Now it's time for the actual planning: Behind the overview pages, Shelby now creates classic weekly calendars on double pages along the lines of the Bullet Journal. Each day gets its own field. And when she plans her week, she takes the Post-its from the overview pages and simply sticks them in the corresponding field of the respective day. At the end of the week, the sticky notes are removed and put back in their respective places on the overview pages.
We would add one addition to Shelby's idea: On the right side of the double-page spread, we would write a shopping list for that week. Unfortunately, the post-its in Shelby's version only contain the name of the recipe. Here you could also add the recipe source to find the recipe faster. With the shopping list in your notebook, you can then do your weekly shopping - and be sure not to forget anything.
Back at home - if you like it - it's time for the classic Meal Prep.
Create a meal plan with the Master List of Meals
Another option for Meal Planning is Kim's "Master list of Meals", which she presents in her bog "Tinyrayofsunshine". Also based on the Bullet Journal, she also developed a quick and easy way to catalog all her recipes. And because she loves lists, she created a table in her Bullet Journal with five columns.
In the last column she wrote her master list with simple and quick favorite recipes and in the four columns before that only the letters B, L, D, and S. Each recipe was then assigned a small bullet point in the corresponding column. B stands for Breakfast, L stands for Lunch, D for Dinner, and S for Snack or Side.

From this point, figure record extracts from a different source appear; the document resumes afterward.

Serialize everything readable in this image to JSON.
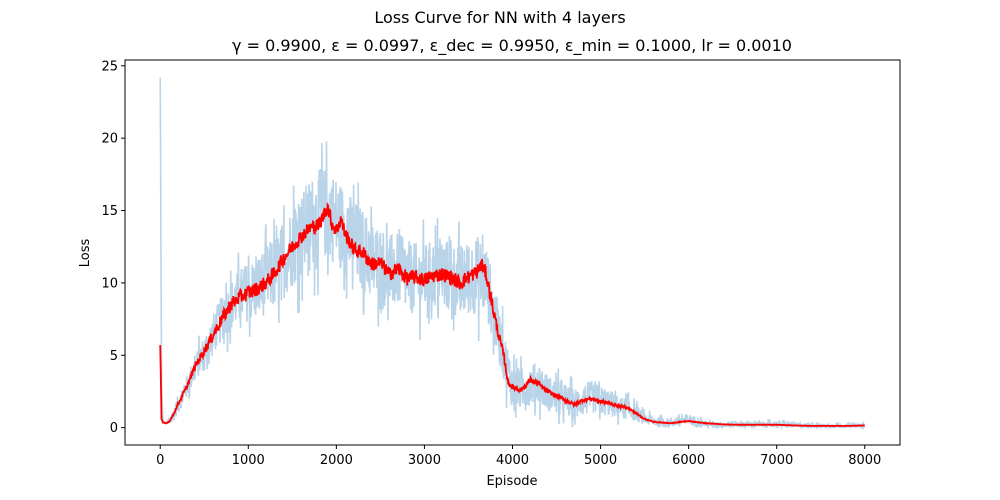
{
  "chart_data": {
    "type": "line",
    "suptitle": "Loss Curve for NN with 4 layers",
    "title": "γ = 0.9900, ε = 0.0997, ε_dec = 0.9950, ε_min = 0.1000, lr = 0.0010",
    "xlabel": "Episode",
    "ylabel": "Loss",
    "xlim": [
      -400,
      8400
    ],
    "ylim": [
      -1.2,
      25.4
    ],
    "xticks": [
      0,
      1000,
      2000,
      3000,
      4000,
      5000,
      6000,
      7000,
      8000
    ],
    "yticks": [
      0,
      5,
      10,
      15,
      20,
      25
    ],
    "grid": false,
    "legend": "none",
    "series": [
      {
        "role": "raw",
        "color": "#b9d4e8",
        "x": [
          0,
          15,
          30,
          60,
          100,
          150,
          200,
          300,
          400,
          500,
          600,
          700,
          800,
          900,
          1000,
          1100,
          1200,
          1300,
          1400,
          1500,
          1600,
          1700,
          1800,
          1900,
          2000,
          2100,
          2200,
          2300,
          2400,
          2500,
          2600,
          2700,
          2800,
          2900,
          3000,
          3100,
          3200,
          3300,
          3400,
          3500,
          3600,
          3700,
          3800,
          3900,
          4000,
          4100,
          4200,
          4300,
          4400,
          4500,
          4600,
          4700,
          4800,
          4900,
          5000,
          5100,
          5200,
          5300,
          5400,
          5500,
          5600,
          5700,
          5800,
          5900,
          6000,
          6200,
          6400,
          6600,
          6800,
          7000,
          7200,
          7400,
          7600,
          7800,
          8000
        ],
        "values": [
          24.2,
          3.0,
          0.5,
          0.3,
          0.4,
          0.9,
          1.6,
          2.8,
          4.2,
          5.2,
          6.4,
          7.6,
          8.4,
          9.1,
          9.4,
          9.6,
          10.2,
          10.7,
          11.6,
          12.6,
          13.2,
          14.2,
          14.6,
          14.9,
          14.3,
          13.6,
          12.8,
          12.3,
          11.5,
          11.3,
          10.7,
          10.9,
          10.4,
          10.3,
          10.3,
          10.6,
          10.8,
          10.3,
          10.1,
          10.3,
          10.6,
          10.2,
          7.6,
          5.0,
          2.9,
          2.6,
          3.0,
          3.1,
          2.4,
          2.1,
          1.9,
          1.6,
          1.9,
          2.1,
          1.9,
          1.7,
          1.4,
          1.3,
          1.0,
          0.6,
          0.45,
          0.35,
          0.35,
          0.5,
          0.55,
          0.25,
          0.2,
          0.25,
          0.2,
          0.25,
          0.15,
          0.15,
          0.1,
          0.1,
          0.15
        ],
        "noise": [
          0,
          0,
          0,
          0,
          0.3,
          0.6,
          0.8,
          1.0,
          1.2,
          1.5,
          1.8,
          2.0,
          2.2,
          2.4,
          2.6,
          2.8,
          3.0,
          3.2,
          3.4,
          3.6,
          3.8,
          3.9,
          4.0,
          4.0,
          3.9,
          3.8,
          3.7,
          3.6,
          3.5,
          3.4,
          3.3,
          3.2,
          3.2,
          3.1,
          3.0,
          3.0,
          3.1,
          3.2,
          3.2,
          3.3,
          3.4,
          3.2,
          2.6,
          2.2,
          2.0,
          1.8,
          1.8,
          1.8,
          1.6,
          1.5,
          1.4,
          1.4,
          1.4,
          1.4,
          1.3,
          1.2,
          1.0,
          0.9,
          0.7,
          0.5,
          0.45,
          0.4,
          0.4,
          0.5,
          0.5,
          0.3,
          0.3,
          0.3,
          0.25,
          0.3,
          0.25,
          0.2,
          0.2,
          0.2,
          0.2
        ]
      },
      {
        "role": "smoothed",
        "color": "#ff0000",
        "x": [
          0,
          15,
          30,
          60,
          100,
          150,
          200,
          300,
          400,
          500,
          600,
          700,
          800,
          900,
          1000,
          1100,
          1200,
          1300,
          1400,
          1500,
          1600,
          1700,
          1800,
          1850,
          1900,
          1950,
          2000,
          2050,
          2100,
          2200,
          2300,
          2400,
          2500,
          2600,
          2700,
          2800,
          2900,
          3000,
          3100,
          3200,
          3300,
          3400,
          3500,
          3600,
          3650,
          3700,
          3750,
          3800,
          3850,
          3900,
          3950,
          4000,
          4100,
          4200,
          4300,
          4400,
          4500,
          4600,
          4700,
          4800,
          4900,
          5000,
          5100,
          5200,
          5300,
          5400,
          5500,
          5600,
          5700,
          5800,
          5900,
          6000,
          6200,
          6400,
          6600,
          6800,
          7000,
          7200,
          7400,
          7600,
          7800,
          8000
        ],
        "values": [
          5.7,
          0.6,
          0.35,
          0.3,
          0.4,
          0.9,
          1.6,
          2.8,
          4.3,
          5.3,
          6.4,
          7.5,
          8.5,
          9.0,
          9.3,
          9.6,
          10.0,
          10.7,
          11.7,
          12.5,
          13.2,
          13.8,
          14.0,
          14.6,
          15.3,
          14.1,
          13.6,
          14.4,
          13.4,
          12.3,
          12.1,
          11.3,
          11.4,
          10.6,
          11.0,
          10.3,
          10.4,
          10.2,
          10.5,
          10.6,
          10.4,
          10.0,
          10.4,
          10.8,
          11.3,
          10.6,
          9.1,
          7.6,
          6.2,
          5.0,
          3.1,
          2.8,
          2.6,
          3.3,
          3.0,
          2.5,
          2.2,
          1.9,
          1.6,
          1.9,
          2.0,
          1.8,
          1.7,
          1.5,
          1.4,
          1.0,
          0.6,
          0.4,
          0.35,
          0.3,
          0.4,
          0.45,
          0.3,
          0.22,
          0.2,
          0.2,
          0.2,
          0.15,
          0.12,
          0.12,
          0.12,
          0.15
        ]
      }
    ]
  }
}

Meal planning deluxe: turn bullet journal into a cookbook
If you want to take the idea a little further, you can create a complete notebook just for your recipes, divide it into three parts and write the Master list of Meals on the first pages. Further back, in the second third, there are pages for the individual recipe sections, on which the recipes are written with their respective ingredients.
In the third, you'll put together your meal plans and shopping lists for the weeks. If you prefer to separate these things and want to use the Meal Planning book for a long time, you can also transfer the meal plans and shopping lists to your normal bullet journal (alternatively to the classic shopping list) in the respective week and go shopping with it. So you have everything in view, well organized, and provides a lot of variety on your plate.
Meal plan for professionals: shop once a month
We discovered a third and final tip for smart meal planning from Joanie of Simple Living Mama. She was looking for a way to limit grocery shopping to just once a month. Like many others probably, Joanie just doesn't like to go shopping. It's no wonder: with several small children, it's just "the less often I have to go shopping, the better" for her.